Lawmakers in one state have introduced a bill that would eliminate 24-hour workdays in home care. If it passes, the legislation could mean significant financial strain for home care agencies there.
It’s happening in New York — a state that frequently serves as a starting point for legal trends that then sweep the rest of the county.
The new bill would require providers in the state to break 24-hour care shifts in half or into smaller units — effectively making the state’s 13-hour care rule obsolete.
The rule, which was recently the focus of a contentious lawsuit, says that a caregiver on a 24-hour shift only has to be paid for 13 hours of work. The catch is that the rule only applies if the employee is given breaks of three hours total for meals and eight hours for sleep, five of which must be uninterrupted.
Throughout the past several years, a slew of home-based care workers have sued over that rule, arguing that they should be entitled to 24 hours of pay while working a 24-hour shift. The lawsuits came to a head in March, when the New York Court of Appeals upheld the state’s 13-hour rule after a months-long back and forth.
But caregivers may still have a case: Many 24-hour care workers say they’re forced to work through their state-mandated breaks. Thus, this new bill was born, going around the 13-hour rule rather than directly at it.
Brooklyn State Senator Roxanne Persaud and Manhattan Assemblyman Harvey Epstein announced the legislation last week in an effort to improve working conditions for home-based care employees. The bill says the goal is to help alleviate caregiver fatigue and improve patient care by introducing shorter shifts.
In addition to requiring home care agencies to split 24-hour workdays into shifts of no more than 12 hours, the legislation would ban employers from punishing workers for refusing to work overtime.

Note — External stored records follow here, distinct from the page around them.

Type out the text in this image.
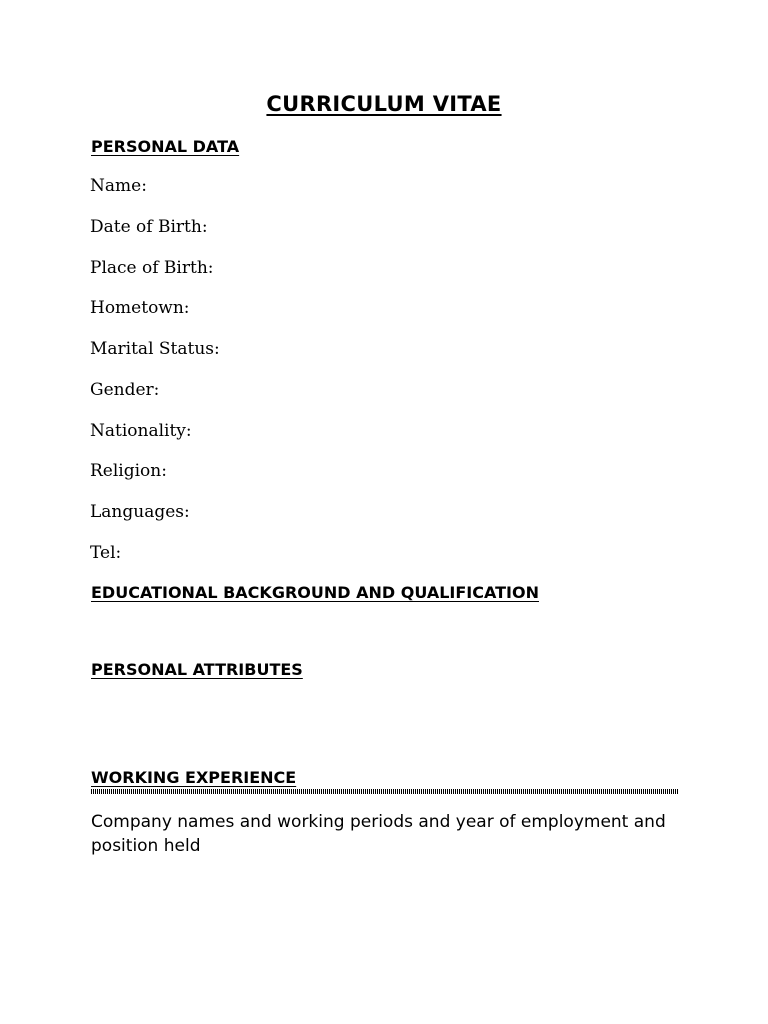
CURRICULUM VITAE
PERSONAL DATA
Name:
Date of Birth:
Place of Birth:
Hometown:
Marital Status:
Gender:
Nationality:
Religion:
Languages:
Tel:
EDUCATIONAL BACKGROUND AND QUALIFICATION
PERSONAL ATTRIBUTES
WORKING EXPERIENCE
Company names and working periods and year of employment and position held
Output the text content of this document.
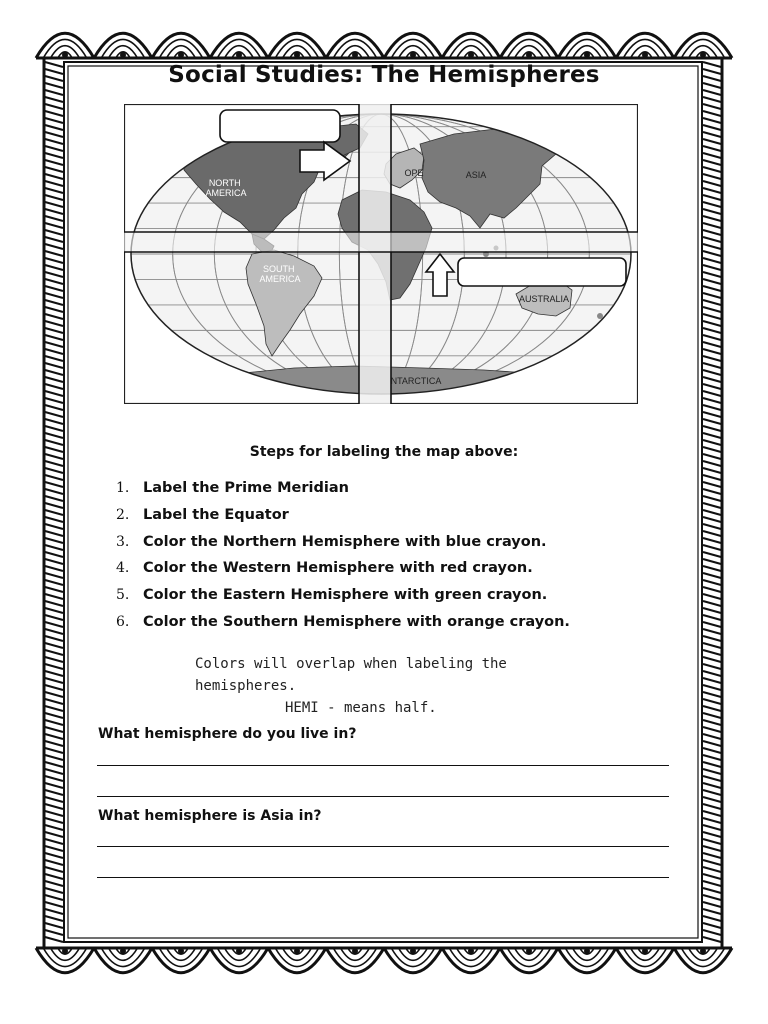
Social Studies: The Hemispheres
NORTH AMERICA
SOUTH AMERICA
OPE	ASIA
AUSTRALIA
NTARCTICA
Steps for labeling the map above:
1. Label the Prime Meridian
2. Label the Equator
3. Color the Northern Hemisphere with blue crayon.
4. Color the Western Hemisphere with red crayon.
5. Color the Eastern Hemisphere with green crayon.
6. Color the Southern Hemisphere with orange crayon.
Colors will overlap when labeling the
hemispheres.
HEMI - means half.
What hemisphere do you live in?
What hemisphere is Asia in?
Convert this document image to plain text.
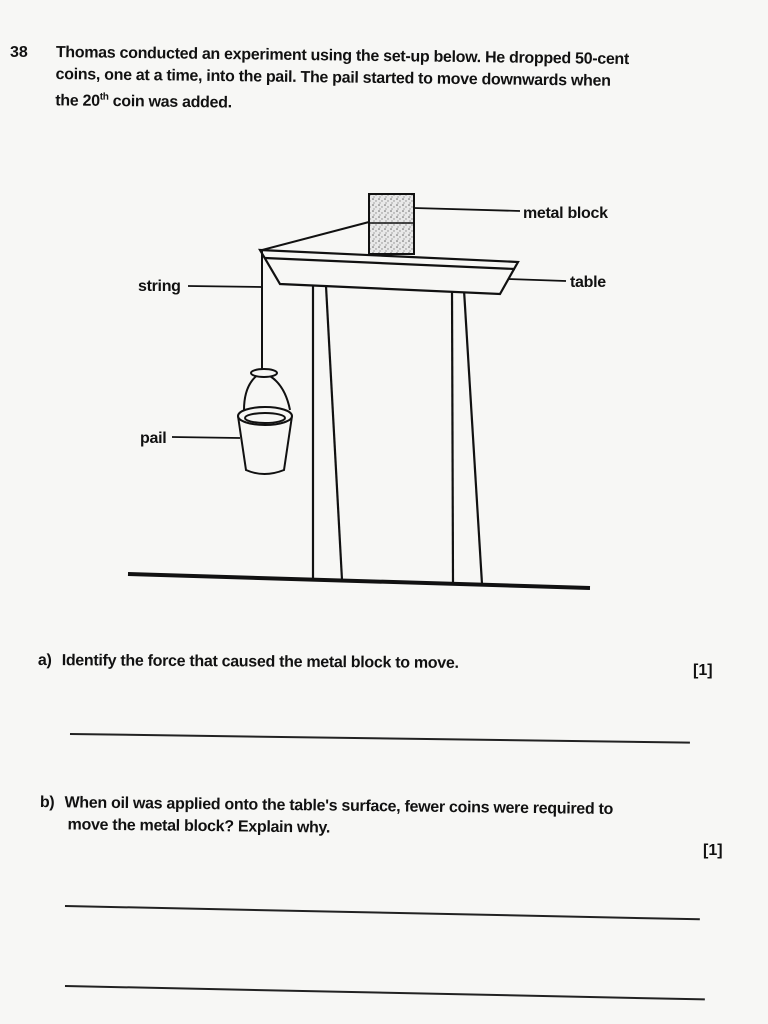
38 Thomas conducted an experiment using the set-up below. He dropped 50-cent
coins, one at a time, into the pail. The pail started to move downwards when
the 20th coin was added.
metal block
table
string
pail
a) Identify the force that caused the metal block to move.	[1]
b) When oil was applied onto the table's surface, fewer coins were required to
move the metal block? Explain why.
[1]
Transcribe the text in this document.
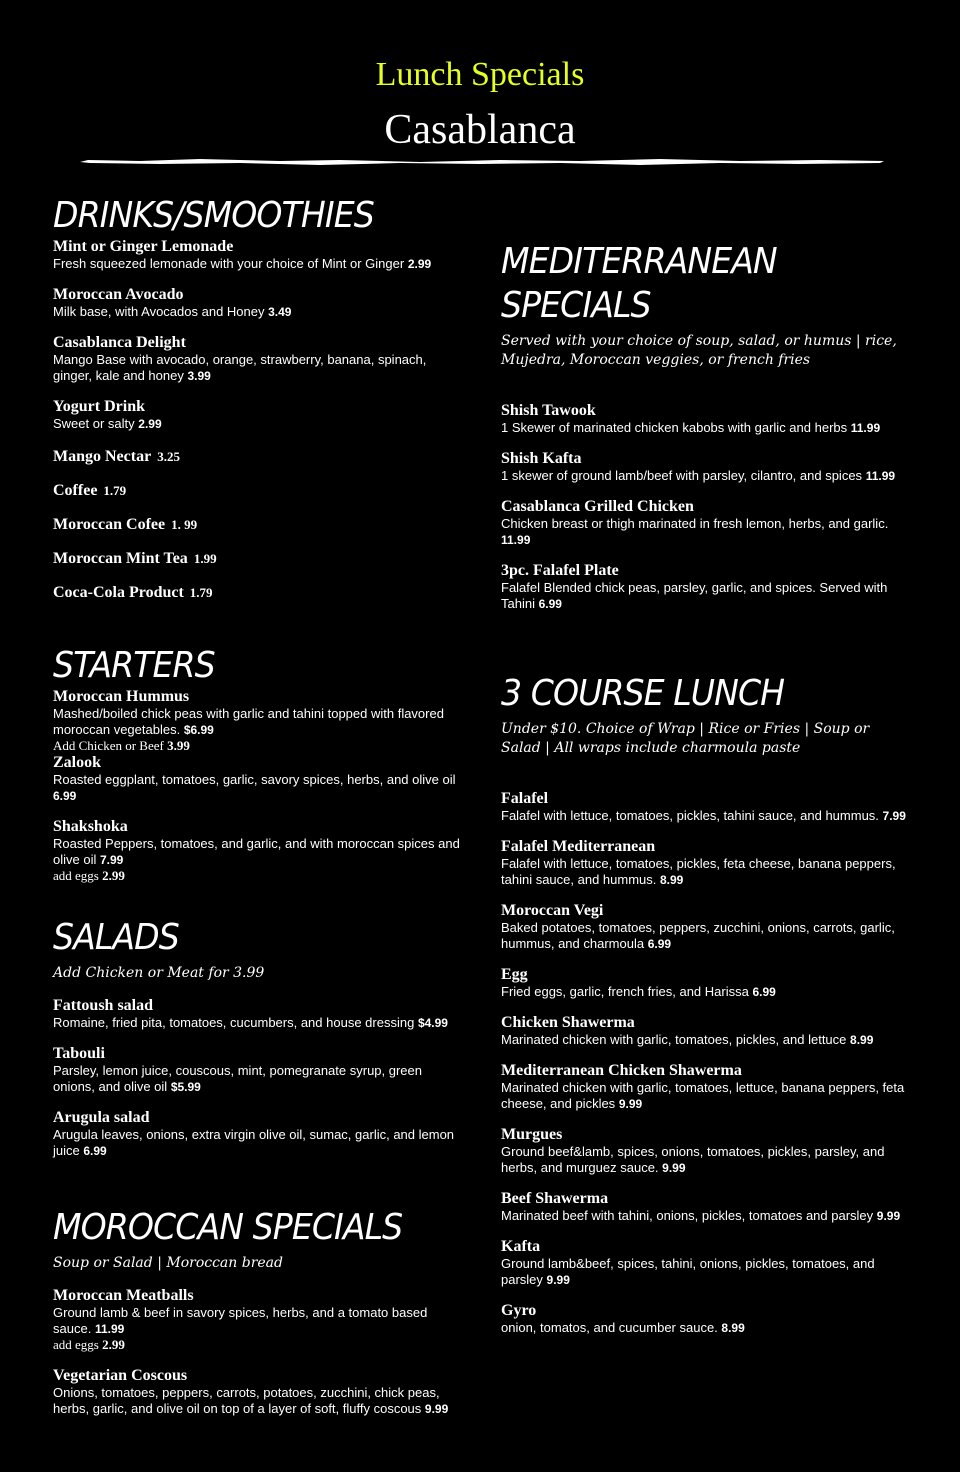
Lunch Specials
Casablanca
DRINKS/SMOOTHIES
Mint or Ginger Lemonade
Fresh squeezed lemonade with your choice of Mint or Ginger 2.99
Moroccan Avocado
Milk base, with Avocados and Honey 3.49
Casablanca Delight
Mango Base with avocado, orange, strawberry, banana, spinach, ginger, kale and honey 3.99
Yogurt Drink
Sweet or salty 2.99
Mango Nectar 3.25
Coffee 1.79
Moroccan Cofee 1. 99
Moroccan Mint Tea 1.99
Coca-Cola Product 1.79
STARTERS
Moroccan Hummus
Mashed/boiled chick peas with garlic and tahini topped with flavored moroccan vegetables. $6.99
Add Chicken or Beef 3.99
Zalook
Roasted eggplant, tomatoes, garlic, savory spices, herbs, and olive oil 6.99
Shakshoka
Roasted Peppers, tomatoes, and garlic, and with moroccan spices and olive oil 7.99
add eggs 2.99
SALADS

Add Chicken or Meat for 3.99

Fattoush salad
Romaine, fried pita, tomatoes, cucumbers, and house dressing $4.99
Tabouli
Parsley, lemon juice, couscous, mint, pomegranate syrup, green onions, and olive oil $5.99
Arugula salad
Arugula leaves, onions, extra virgin olive oil, sumac, garlic, and lemon juice 6.99
MOROCCAN SPECIALS

Soup or Salad | Moroccan bread

Moroccan Meatballs
Ground lamb & beef in savory spices, herbs, and a tomato based sauce. 11.99
add eggs 2.99
Vegetarian Coscous
Onions, tomatoes, peppers, carrots, potatoes, zucchini, chick peas, herbs, garlic, and olive oil on top of a layer of soft, fluffy coscous 9.99
MEDITERRANEAN
SPECIALS

Served with your choice of soup, salad, or humus | rice, Mujedra, Moroccan veggies, or french fries

Shish Tawook
1 Skewer of marinated chicken kabobs with garlic and herbs 11.99
Shish Kafta
1 skewer of ground lamb/beef with parsley, cilantro, and spices 11.99
Casablanca Grilled Chicken
Chicken breast or thigh marinated in fresh lemon, herbs, and garlic. 11.99
3pc. Falafel Plate
Falafel Blended chick peas, parsley, garlic, and spices. Served with Tahini 6.99
3 COURSE LUNCH

Under $10. Choice of Wrap | Rice or Fries | Soup or Salad | All wraps include charmoula paste

Falafel
Falafel with lettuce, tomatoes, pickles, tahini sauce, and hummus. 7.99
Falafel Mediterranean
Falafel with lettuce, tomatoes, pickles, feta cheese, banana peppers, tahini sauce, and hummus. 8.99
Moroccan Vegi
Baked potatoes, tomatoes, peppers, zucchini, onions, carrots, garlic, hummus, and charmoula 6.99
Egg
Fried eggs, garlic, french fries, and Harissa 6.99
Chicken Shawerma
Marinated chicken with garlic, tomatoes, pickles, and lettuce 8.99
Mediterranean Chicken Shawerma
Marinated chicken with garlic, tomatoes, lettuce, banana peppers, feta cheese, and pickles 9.99
Murgues
Ground beef&lamb, spices, onions, tomatoes, pickles, parsley, and herbs, and murguez sauce. 9.99
Beef Shawerma
Marinated beef with tahini, onions, pickles, tomatoes and parsley 9.99
Kafta
Ground lamb&beef, spices, tahini, onions, pickles, tomatoes, and parsley 9.99
Gyro
onion, tomatos, and cucumber sauce. 8.99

As such, caregivers could take civil action against employers who deny them that right.
If the bill is successful, it could have the same effect on home care agencies that the elimination of the 13-hour rule would have: a 24-hour care shift would cost them nearly twice as much as it currently does in terms of wages to workers.
While supporters consider the bill a win for overworked home care employees and their clients, opponents have pointed out the legislation’s flaws.
For example, the Home Care Association of New York State (HCA-NYS) argues that funding could be an issue, as the majority of workers in question are paid by state Medicaid or federal Medicare funds. The bill does not outline a plan to finance resultant increased fixed costs, such as wages, supervision and training.
“While noble in its intent, this legislation would impose a new multi-billion-dollar cost impact on the home care system without reimbursement to cover home care providers’ expenses caused by the bill’s expansion in the number of shifts and compensable hours,” HCA-NYS spokesman Roger Noyes told Home Health Care News in an email.
On top of that, the increased costs would come during a time with the New York state Medicaid program is already implementing cuts to home care programs, such as the Consumer-Directed Personal Assistance Program (CDPAP).